The first trial run, it took 11 minutes of afterburner to get to the communication array while dialogue only lasted 3 minutes. I warped off partway through that, intent on using a ping behind the object, only to land at mission start, accumulating another 10 minutes of thumb twiddling @_@
Ronnie Rose
Pator Tech School
Minmatar Republic
#15 - 2017-05-02 03:13:15 UTC
Boring is just part of the game.

We're not here to change the game, we're here to change YOUR game

Tessa Sage
Long Pig Luncheon Meat
Sending Thots And Players
#16 - 2017-05-02 10:22:55 UTC
Ronnie Rose wrote:
Boring is just part of the game.



Boring is the lag between new content (upstream problem solving) and afterthought eddies (overlooked game issues). The only time I'm bored, is when the forecast in game shows chance of zero sum. I am a better swimmer than just dog paddling, but I digress.

Benje en Divalone wrote:
Of course once this scene's done the next one (Astrahaus) still grabs my attention as I get to ogle all sorts of ships at scale. (CCPls, y no Naga?)


Indeed, the Caldari campaign's fleet staging scene is not bad. Now if only your NPC mentors were walking the inner decks of one of the battleships, escorting you to the hangar bay where you'd undock your Ibis alongside other realtime pilots...
manus
Subhypersonics
#17 - 2017-05-02 13:55:27 UTC
I dont know about you guys, but i didnt need a new player experience when i first got into EVE. What you do is you put the player in the middle of the universe and then its up to him to figure out how the **** everything works. CCP's time is better spent on creating new content. Not these tutorials that serve no use to anyone anyway when you can just go online and look up whatever you dont undertand or is curous about.
Cade Windstalker
#18 - 2017-05-02 14:18:09 UTC
Tessa Sage wrote:


That's good to know Cade, this was indeed on a separate account when this toon was out of Plex last winter. :)

The first trial run, it took 11 minutes of afterburner to get to the communication array while dialogue only lasted 3 minutes. I warped off partway through that, intent on using a ping behind the object, only to land at mission start, accumulating another 10 minutes of thumb twiddling @_@


IMO that's not too bad. While you might try to bring it up to CCP there's probably a reason for the extra lag time there, either for repeated dialogue or some other reason.

manus wrote:
I dont know about you guys, but i didnt need a new player experience when i first got into EVE. What you do is you put the player in the middle of the universe and then its up to him to figure out how the **** everything works.
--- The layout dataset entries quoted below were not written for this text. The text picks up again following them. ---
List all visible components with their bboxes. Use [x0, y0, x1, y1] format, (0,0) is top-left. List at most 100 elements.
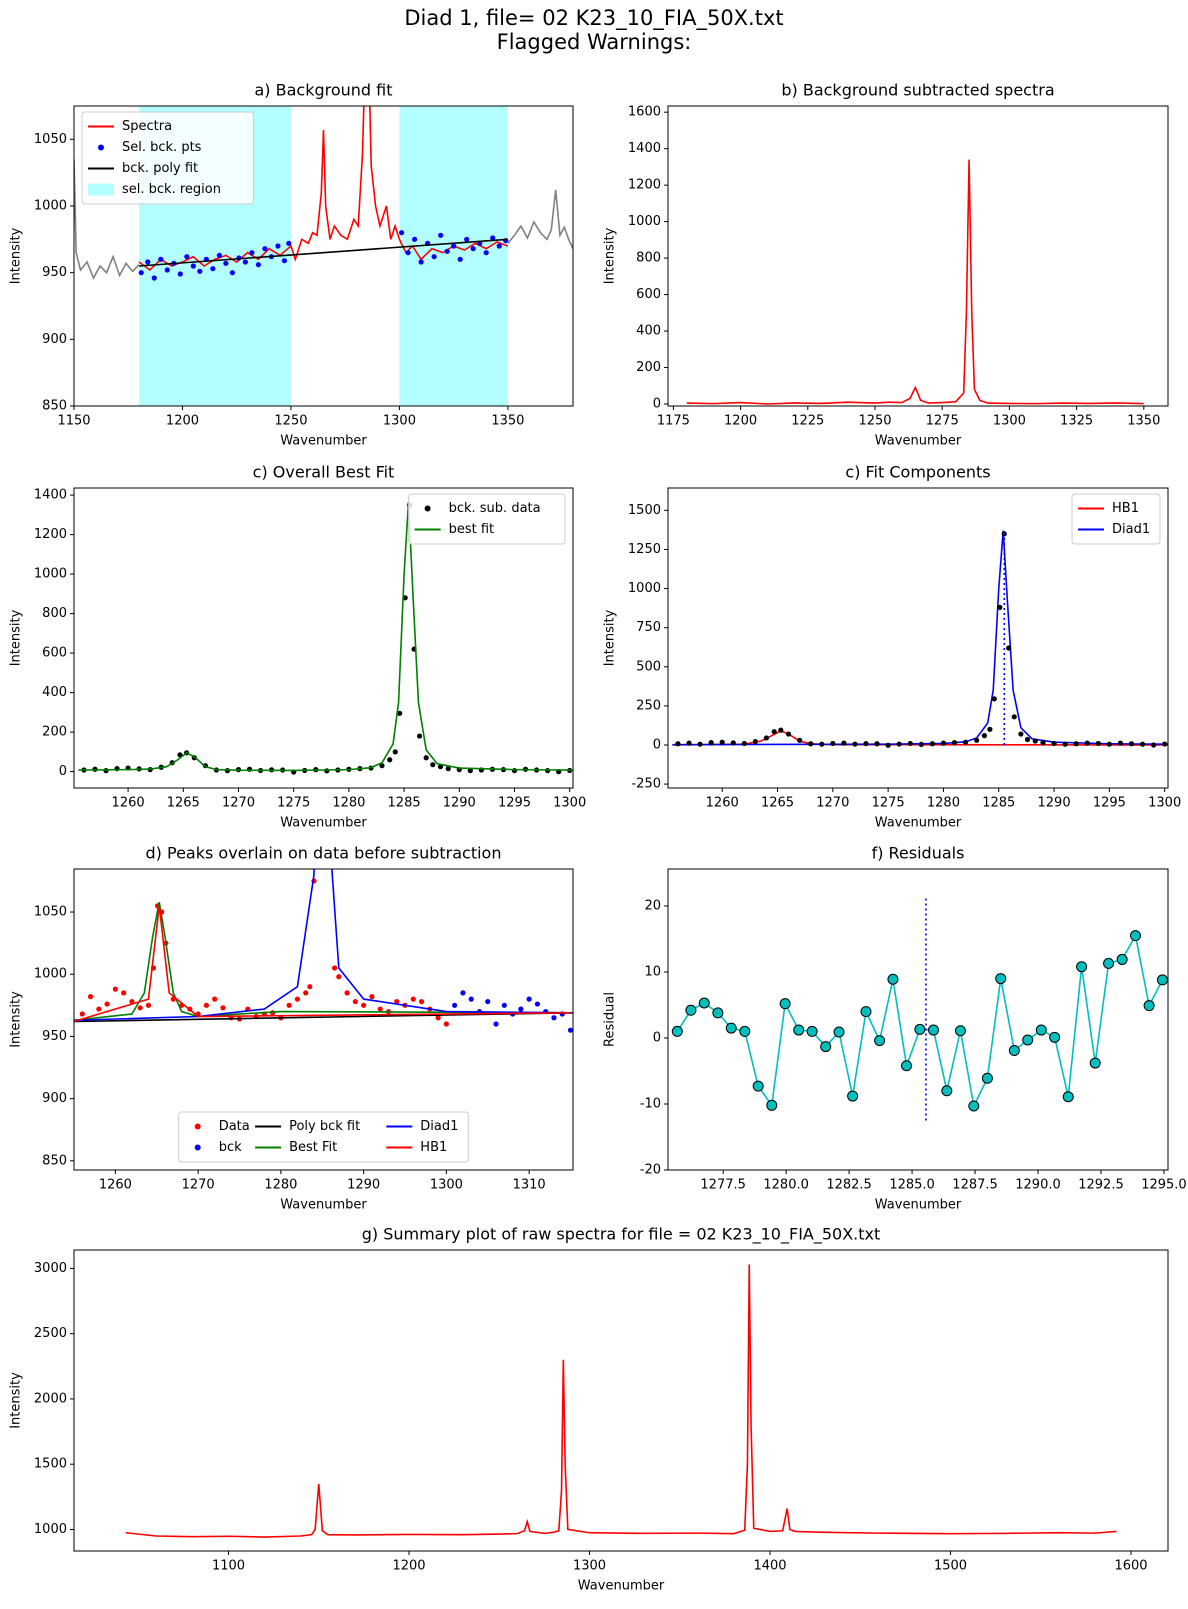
y-axis-label: Intensity: [9, 991, 24, 1048]
y-tick-label: 1000: [628, 581, 661, 596]
data-point: [369, 994, 375, 1000]
series-line: [686, 159, 1144, 405]
series-line: [74, 901, 571, 1022]
legend-label: Diad1: [420, 1119, 458, 1134]
data-point: [987, 726, 993, 732]
x-tick-label: 1600: [1114, 1559, 1147, 1574]
y-tick-label: 200: [636, 360, 661, 375]
y-axis-label: Intensity: [9, 227, 24, 284]
data-point: [387, 757, 393, 763]
data-point: [303, 990, 309, 996]
data-point: [286, 240, 292, 246]
data-point: [1073, 741, 1079, 747]
data-point: [445, 766, 451, 772]
y-tick-label: 600: [636, 287, 661, 302]
x-tick-label: 1325: [1060, 414, 1093, 429]
data-point: [534, 1001, 541, 1007]
x-axis-label: Wavenumber: [280, 816, 367, 831]
x-tick-label: 1300: [1148, 796, 1181, 811]
x-axis-label: Wavenumber: [280, 1198, 367, 1213]
data-point: [771, 729, 777, 735]
data-point: [929, 741, 935, 747]
legend-label: bck. sub. data: [449, 501, 541, 516]
series-line: [74, 159, 573, 280]
data-point: [1049, 1031, 1061, 1043]
data-point: [203, 1002, 210, 1008]
data-point: [452, 1002, 458, 1008]
figure-title: Diad 1, file= 02 K23_10_FIA_50X.txt: [404, 6, 783, 31]
data-point: [220, 1005, 226, 1011]
x-tick-label: 1295.0: [1141, 1178, 1187, 1193]
y-tick-label: 400: [636, 324, 661, 339]
x-tick-label: 1300: [573, 1559, 606, 1574]
panel-title: f) Residuals: [872, 844, 965, 863]
data-point: [901, 1060, 913, 1072]
x-tick-label: 1260: [99, 1178, 132, 1193]
series-line: [74, 869, 573, 1022]
x-tick-label: 1270: [182, 1178, 215, 1193]
data-point: [210, 266, 216, 272]
legend-label: Best Fit: [289, 1140, 337, 1155]
data-point: [1089, 1057, 1101, 1069]
data-point: [1062, 1091, 1074, 1103]
legend-label: HB1: [420, 1140, 447, 1155]
y-tick-label: -10: [640, 1096, 661, 1111]
plot-frame: [667, 487, 1169, 789]
data-point: [1024, 736, 1031, 743]
data-point: [392, 749, 398, 755]
plot-frame: [73, 1249, 1169, 1552]
data-point: [954, 1025, 966, 1037]
y-tick-label: 800: [636, 251, 661, 266]
data-point: [216, 252, 222, 258]
y-tick-label: 750: [636, 620, 661, 635]
legend-marker: [194, 1123, 201, 1130]
data-point: [918, 741, 924, 747]
x-tick-label: 1285.0: [889, 1178, 935, 1193]
data-point: [739, 1025, 751, 1037]
y-tick-label: -20: [640, 1163, 661, 1178]
data-point: [485, 998, 491, 1005]
data-point: [145, 259, 151, 265]
data-point: [863, 740, 869, 747]
x-tick-label: 1295: [498, 796, 531, 811]
y-tick-label: 1600: [628, 105, 661, 120]
data-point: [833, 1026, 845, 1038]
data-point: [184, 254, 190, 260]
x-tick-label: 1350: [491, 414, 524, 429]
panel-title: a) Background fit: [254, 81, 392, 100]
legend-marker: [194, 1144, 201, 1151]
data-point: [1143, 1000, 1155, 1012]
data-point: [927, 1024, 939, 1036]
plot-area: [672, 530, 1168, 748]
data-point: [138, 270, 144, 276]
data-point: [493, 1021, 499, 1027]
data-point: [255, 262, 262, 268]
data-point: [1051, 740, 1057, 747]
data-point: [418, 998, 425, 1005]
x-tick-label: 1250: [274, 414, 307, 429]
data-point: [286, 1002, 292, 1008]
data-point: [991, 696, 997, 702]
panel-title: c) Overall Best Fit: [253, 463, 395, 482]
data-point: [457, 256, 463, 262]
data-point: [686, 740, 692, 746]
y-tick-label: 1000: [34, 199, 67, 214]
data-point: [847, 1090, 859, 1102]
data-point: [137, 1005, 143, 1011]
data-point: [860, 1006, 872, 1018]
data-point: [675, 741, 681, 747]
y-tick-label: 250: [636, 698, 661, 713]
data-point: [981, 733, 987, 739]
data-point: [281, 258, 288, 264]
x-axis-label: Wavenumber: [280, 434, 367, 449]
x-tick-label: 1280: [264, 1178, 297, 1193]
data-point: [819, 741, 825, 747]
data-point: [190, 263, 196, 269]
plot-area: [74, 869, 573, 1033]
x-tick-label: 1280.0: [763, 1178, 809, 1193]
legend-label: Diad1: [1112, 522, 1150, 537]
data-point: [685, 1004, 697, 1016]
panel-title: b) Background subtracted spectra: [781, 81, 1054, 100]
x-tick-label: 1310: [513, 1178, 546, 1193]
CCP's time is better spent on creating new content. Not these tutorials that serve no use to anyone anyway when you can just go online and look up whatever you dont undertand or is curous about.


As someone who has spent a significant chunk of his time in the last 8 years educating others about how various bits of the game work, just no. Everything about this, no.

All of the top reasons I see otherwise potentially good and valuable future members of the wider Eve community drop out could be solved with a better new player experience. This idea that Eve is super amazingly complicated or needs to brutalize newbies in some way is asinine.

Yes, you can look up almost anything on this or any other game online, but half the new players in this game don't even know enough to know what they're supposed to be looking up. They've heard how hard this game is, so they assume it'll all be hard and complicated, and the end result is a lot of people quitting the game before they even really start.

Teach someone how simple this game can be if you want it to be and you see a lot more retained newbies turning into vets.